Apache Hive : Subqueries in SELECT

Problem

Currently Hive doesn’t support subqueries in a SELECT statement, for example, the following query will not run on Hive:

SELECT customer.customer_num,
	(SELECT SUM(ship_charge) 
		FROM orders
		WHERE customer.customer_num = orders.customer_num
	) AS total_ship_chg
FROM customer 

Recently a lot of work has been done to extend support for subqueries (HIVE-15456). But this work primarily targeted extending subquery support in WHERE and HAVING clauses.
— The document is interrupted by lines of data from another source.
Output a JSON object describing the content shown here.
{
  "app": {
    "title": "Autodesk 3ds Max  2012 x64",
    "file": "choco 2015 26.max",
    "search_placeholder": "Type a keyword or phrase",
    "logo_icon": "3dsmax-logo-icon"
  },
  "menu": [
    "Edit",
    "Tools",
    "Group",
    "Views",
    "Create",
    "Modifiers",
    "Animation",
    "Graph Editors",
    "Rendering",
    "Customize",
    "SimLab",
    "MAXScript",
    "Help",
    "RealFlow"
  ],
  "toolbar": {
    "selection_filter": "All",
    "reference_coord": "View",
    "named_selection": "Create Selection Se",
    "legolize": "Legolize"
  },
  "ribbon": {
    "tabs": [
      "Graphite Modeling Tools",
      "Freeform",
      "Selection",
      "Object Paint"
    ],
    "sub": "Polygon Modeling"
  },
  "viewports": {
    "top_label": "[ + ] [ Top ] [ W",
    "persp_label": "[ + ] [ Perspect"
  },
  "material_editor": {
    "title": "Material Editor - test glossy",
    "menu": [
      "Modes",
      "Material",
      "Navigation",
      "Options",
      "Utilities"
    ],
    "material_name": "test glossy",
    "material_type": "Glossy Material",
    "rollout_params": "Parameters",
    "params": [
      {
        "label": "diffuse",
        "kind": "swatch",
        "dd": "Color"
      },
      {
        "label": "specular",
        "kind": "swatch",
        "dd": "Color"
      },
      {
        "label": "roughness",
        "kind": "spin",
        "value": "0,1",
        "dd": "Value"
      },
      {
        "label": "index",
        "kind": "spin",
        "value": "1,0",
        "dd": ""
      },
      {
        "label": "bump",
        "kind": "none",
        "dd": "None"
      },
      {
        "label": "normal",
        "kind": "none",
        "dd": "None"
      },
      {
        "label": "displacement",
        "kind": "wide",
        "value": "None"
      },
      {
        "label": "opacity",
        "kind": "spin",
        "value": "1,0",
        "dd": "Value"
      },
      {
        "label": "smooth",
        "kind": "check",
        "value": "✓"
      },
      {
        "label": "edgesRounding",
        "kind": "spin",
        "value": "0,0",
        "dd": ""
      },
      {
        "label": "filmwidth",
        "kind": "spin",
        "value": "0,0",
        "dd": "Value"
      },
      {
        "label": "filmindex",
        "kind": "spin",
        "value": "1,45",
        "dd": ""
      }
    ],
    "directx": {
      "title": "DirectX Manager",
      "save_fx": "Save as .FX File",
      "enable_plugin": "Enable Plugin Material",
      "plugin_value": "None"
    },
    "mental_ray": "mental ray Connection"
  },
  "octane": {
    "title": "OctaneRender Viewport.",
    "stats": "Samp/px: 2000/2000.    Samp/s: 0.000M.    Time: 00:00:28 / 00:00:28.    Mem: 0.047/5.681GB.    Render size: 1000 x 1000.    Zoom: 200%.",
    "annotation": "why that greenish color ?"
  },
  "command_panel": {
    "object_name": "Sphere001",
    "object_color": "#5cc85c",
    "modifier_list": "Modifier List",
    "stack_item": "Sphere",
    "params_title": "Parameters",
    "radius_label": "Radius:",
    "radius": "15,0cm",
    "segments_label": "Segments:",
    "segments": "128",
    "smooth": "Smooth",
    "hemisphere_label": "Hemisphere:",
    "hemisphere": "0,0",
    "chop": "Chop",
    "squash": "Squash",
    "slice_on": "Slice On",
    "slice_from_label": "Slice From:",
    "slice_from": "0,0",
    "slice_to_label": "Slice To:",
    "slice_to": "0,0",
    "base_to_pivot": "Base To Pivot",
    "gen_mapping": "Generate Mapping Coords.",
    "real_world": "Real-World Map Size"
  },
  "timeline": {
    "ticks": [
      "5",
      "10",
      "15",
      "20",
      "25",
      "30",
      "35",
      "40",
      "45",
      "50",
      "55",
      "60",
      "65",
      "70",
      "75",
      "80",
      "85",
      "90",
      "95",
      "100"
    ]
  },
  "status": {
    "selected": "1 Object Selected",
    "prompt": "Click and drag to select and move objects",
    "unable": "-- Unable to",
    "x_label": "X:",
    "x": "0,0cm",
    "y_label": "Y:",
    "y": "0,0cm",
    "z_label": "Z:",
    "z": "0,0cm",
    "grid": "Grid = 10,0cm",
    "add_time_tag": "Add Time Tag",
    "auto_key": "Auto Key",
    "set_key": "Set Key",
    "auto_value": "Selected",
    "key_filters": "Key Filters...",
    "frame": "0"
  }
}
We plan to continue the work done in HIVE-15456 to support subqueries in a select list (see HIVE-16091).

Assumptions

We plan to limit the scope with the following assumptions and limitations.

Not Supported

-- subquery in non-simple expression
SELECT 1 + (SELECT SUM(ship_charge) FROM orders), customer.customer_num FROM customer
 
-- subquery in CASE
SELECT CASE WHEN (select count(*) from store_sales 
                  where ss_quantity between 1 and 20) > 409437
            THEN (select avg(ss_ext_list_price) 
                  from store_sales 
                  where ss_quantity between 1 and 20) 
            ELSE (select avg(ss_net_paid_inc_tax)
                  from store_sales
                  where ss_quantity between 1 and 20) end bucket1
FROM reason
WHERE r_reason_sk = 1

Not Supported

SELECT customer.customer_num,
	(SELECT ship_charge 
		FROM orders
		WHERE customer.customer_num = orders.customer_num
	) AS total_ship_chg
FROM customer 

Not Supported

SELECT customer.customer_num,
	(SELECT ship_charge, customer_num
		FROM orders LIMIT 1
	) AS total_ship_chg
FROM customer

Not Supported

SELECT customer.customer_num,
	(SELECT customer.customer_num 
		FROM orders
		WHERE customer.customer_num = orders.customer_num
	) AS total_ship_chg
FROM customer 

Design

Given the assumptions above, the following kind of subqueries could be used in SELECT. 

SELECT customer.customer_num,
	(SELECT SUM(ship_charge) 
		FROM orders
		WHERE customer.customer_num = orders.customer_num
	) AS total_ship_chg
FROM customer 
SELECT p_size IN (
		SELECT MAX(p_size) FROM part)
FROM part
SELECT EXISTS(SELECT p_size FROM part)
FROM part

All of the above queries could be correlated or uncorrelated.

Design for this will be similar to the work done in HIVE-15456.

 HIVE-16091 covers the initial work for supporting subqueries in SELECT.